Taming the Factor Zoo: A Test of New Factors

1 Jan 2020
Research

Finance

Guanhao Feng, Stefano Giglio, Dacheng Xiu

Published in The Journal of Finance, January 2020.


Investing in factors helps improve portfolio outcomes, reduce volatility and enhance diversification. According to the Invesco Global Factor Investing Study, over 70% of institutional investors surveyed in 2018 used factor strategies. However, hundreds of risk factors have been "discovered" over the last 30 years forming a “zoo of factors” to challenge existing asset pricing benchmarks.

"Investment practitioners have too many choices for possible anomalies and there will probably be more in the future,” says Feng.

“It is crucial for both practitioners and academics to understand the real common risk factors. Which of these new anomalies are genuine factors, and which are simply a repackaging of hundreds of existing ones?”

This paper shows how to use dimension-reduction techniques such as LASSO to discriminate between useful, useless, and redundant factors. It provides a statistical test that can be applied in practice to newly proposed factors or anomalies to evaluate their contribution to the investment opportunity set, benchmarking it against the hundreds of existing factors simultaneously. It is therefore of direct use to an investor that is evaluating trading on a newly proposed anomaly. When an anomaly is deemed redundant, their method also identifies a small number of factors that span it. Finally, the technique also works well out of the sample, which is a primary concern in the practice of investments.

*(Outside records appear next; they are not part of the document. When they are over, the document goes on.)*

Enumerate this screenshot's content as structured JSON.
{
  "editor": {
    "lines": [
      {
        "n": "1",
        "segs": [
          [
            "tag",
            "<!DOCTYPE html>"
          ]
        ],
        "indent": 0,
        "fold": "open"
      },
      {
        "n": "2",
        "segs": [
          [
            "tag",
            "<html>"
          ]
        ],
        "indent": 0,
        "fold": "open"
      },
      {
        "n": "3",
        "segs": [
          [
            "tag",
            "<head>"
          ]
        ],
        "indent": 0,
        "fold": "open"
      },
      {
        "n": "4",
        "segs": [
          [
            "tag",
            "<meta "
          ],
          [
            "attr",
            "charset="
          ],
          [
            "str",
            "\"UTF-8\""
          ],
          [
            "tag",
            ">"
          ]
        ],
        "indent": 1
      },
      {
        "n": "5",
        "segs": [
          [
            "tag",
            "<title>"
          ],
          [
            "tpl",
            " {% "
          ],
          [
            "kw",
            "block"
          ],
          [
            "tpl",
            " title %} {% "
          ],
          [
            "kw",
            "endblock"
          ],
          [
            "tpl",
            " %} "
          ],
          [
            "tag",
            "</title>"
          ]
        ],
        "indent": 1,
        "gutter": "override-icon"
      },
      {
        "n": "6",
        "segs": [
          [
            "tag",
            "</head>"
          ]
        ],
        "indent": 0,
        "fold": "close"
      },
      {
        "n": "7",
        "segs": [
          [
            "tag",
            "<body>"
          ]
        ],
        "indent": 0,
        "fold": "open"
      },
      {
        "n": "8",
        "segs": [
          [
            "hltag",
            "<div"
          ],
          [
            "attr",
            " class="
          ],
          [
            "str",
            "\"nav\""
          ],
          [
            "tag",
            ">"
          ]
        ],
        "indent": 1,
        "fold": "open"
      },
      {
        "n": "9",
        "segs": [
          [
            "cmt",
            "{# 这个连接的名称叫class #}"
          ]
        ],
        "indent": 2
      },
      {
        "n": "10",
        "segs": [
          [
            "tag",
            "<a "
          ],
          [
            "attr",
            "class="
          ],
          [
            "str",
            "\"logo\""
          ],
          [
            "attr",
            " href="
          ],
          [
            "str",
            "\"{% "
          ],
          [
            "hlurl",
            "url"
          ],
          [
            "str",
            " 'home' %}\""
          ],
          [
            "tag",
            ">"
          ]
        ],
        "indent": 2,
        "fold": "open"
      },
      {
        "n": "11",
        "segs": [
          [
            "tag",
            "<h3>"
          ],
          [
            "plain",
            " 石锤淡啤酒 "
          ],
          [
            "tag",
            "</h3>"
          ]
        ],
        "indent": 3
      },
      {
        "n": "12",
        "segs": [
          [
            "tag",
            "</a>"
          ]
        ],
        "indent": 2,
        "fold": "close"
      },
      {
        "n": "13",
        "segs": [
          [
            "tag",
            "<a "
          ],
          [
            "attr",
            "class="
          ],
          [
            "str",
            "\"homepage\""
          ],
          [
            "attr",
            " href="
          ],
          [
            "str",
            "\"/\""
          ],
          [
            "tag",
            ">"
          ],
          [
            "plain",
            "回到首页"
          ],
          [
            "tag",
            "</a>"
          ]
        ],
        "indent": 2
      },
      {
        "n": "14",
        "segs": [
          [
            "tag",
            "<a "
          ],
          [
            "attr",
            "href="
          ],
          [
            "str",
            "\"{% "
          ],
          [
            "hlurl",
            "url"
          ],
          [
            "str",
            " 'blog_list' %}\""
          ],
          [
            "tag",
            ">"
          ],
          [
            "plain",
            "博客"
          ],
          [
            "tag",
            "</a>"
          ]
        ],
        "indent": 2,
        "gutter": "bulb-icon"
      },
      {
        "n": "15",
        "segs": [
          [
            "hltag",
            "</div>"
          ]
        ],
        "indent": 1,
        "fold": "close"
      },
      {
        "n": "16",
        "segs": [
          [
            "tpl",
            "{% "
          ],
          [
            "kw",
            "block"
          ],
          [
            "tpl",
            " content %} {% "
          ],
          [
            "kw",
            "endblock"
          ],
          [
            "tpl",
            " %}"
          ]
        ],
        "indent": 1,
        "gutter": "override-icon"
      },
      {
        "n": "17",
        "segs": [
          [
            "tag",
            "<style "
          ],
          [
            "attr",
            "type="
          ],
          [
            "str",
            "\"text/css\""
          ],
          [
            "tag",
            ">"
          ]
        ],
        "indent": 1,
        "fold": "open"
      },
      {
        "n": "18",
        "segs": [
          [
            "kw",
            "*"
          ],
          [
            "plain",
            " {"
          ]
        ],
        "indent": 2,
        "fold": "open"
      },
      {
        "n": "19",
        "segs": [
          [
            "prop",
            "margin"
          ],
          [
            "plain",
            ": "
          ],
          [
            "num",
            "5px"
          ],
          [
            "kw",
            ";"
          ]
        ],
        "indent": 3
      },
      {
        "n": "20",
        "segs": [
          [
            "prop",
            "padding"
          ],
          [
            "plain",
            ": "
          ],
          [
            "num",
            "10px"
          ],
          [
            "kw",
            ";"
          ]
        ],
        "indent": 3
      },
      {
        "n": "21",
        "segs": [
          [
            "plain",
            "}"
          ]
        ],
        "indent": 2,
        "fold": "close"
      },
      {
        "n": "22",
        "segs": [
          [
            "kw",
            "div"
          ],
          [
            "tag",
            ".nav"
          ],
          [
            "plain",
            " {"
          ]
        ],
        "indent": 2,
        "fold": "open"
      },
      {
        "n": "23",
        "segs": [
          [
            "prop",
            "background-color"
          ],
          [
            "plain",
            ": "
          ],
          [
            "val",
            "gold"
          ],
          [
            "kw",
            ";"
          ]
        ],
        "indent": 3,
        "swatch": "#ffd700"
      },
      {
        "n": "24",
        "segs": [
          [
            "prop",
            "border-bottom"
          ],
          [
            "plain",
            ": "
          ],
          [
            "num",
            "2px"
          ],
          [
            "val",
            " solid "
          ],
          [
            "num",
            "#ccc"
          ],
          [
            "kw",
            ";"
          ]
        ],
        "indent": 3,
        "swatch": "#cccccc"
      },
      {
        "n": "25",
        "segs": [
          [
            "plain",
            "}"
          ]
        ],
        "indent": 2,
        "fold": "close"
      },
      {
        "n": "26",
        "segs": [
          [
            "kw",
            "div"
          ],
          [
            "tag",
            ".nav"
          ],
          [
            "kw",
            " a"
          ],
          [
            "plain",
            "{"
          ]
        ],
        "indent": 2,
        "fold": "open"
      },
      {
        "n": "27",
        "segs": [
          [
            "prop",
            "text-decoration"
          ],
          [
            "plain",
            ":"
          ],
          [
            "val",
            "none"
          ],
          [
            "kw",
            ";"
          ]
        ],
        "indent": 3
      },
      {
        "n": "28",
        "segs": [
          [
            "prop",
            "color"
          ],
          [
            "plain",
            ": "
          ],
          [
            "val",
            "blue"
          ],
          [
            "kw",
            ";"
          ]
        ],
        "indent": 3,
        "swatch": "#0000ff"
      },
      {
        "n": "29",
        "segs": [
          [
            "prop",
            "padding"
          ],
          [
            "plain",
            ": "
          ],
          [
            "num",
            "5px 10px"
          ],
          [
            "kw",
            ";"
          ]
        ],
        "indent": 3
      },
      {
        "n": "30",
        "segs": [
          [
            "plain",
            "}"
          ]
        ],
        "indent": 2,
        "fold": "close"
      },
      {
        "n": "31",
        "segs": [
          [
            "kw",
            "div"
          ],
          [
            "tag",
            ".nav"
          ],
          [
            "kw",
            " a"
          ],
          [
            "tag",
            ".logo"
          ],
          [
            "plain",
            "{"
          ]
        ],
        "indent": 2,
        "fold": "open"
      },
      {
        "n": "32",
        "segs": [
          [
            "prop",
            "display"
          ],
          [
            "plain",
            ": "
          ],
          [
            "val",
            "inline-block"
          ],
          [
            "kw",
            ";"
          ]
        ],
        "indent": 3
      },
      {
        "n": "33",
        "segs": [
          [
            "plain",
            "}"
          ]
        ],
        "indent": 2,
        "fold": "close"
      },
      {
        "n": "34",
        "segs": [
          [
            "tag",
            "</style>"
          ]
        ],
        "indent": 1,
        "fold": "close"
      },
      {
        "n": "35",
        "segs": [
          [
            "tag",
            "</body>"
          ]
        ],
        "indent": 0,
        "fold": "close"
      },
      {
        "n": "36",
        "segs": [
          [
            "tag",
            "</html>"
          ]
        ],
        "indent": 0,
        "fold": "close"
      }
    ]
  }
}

Feng and co-authors apply their methodology to a large set of factors proposed in the literature, uncovering several interesting empirical findings. First, several newly proposed factors (especially different versions of profitability) explain asset prices, even after accounting for the large set of factors proposed before 2012. Second, they show that applying our test recursively over time would have deemed only a small number of factors proposed in the literature significant. Finally, they demonstrate how the results differ starkly from the conclusions one would obtain simply by using the risk premia of the factors or the standard Fama‐French three‐factor model as a control.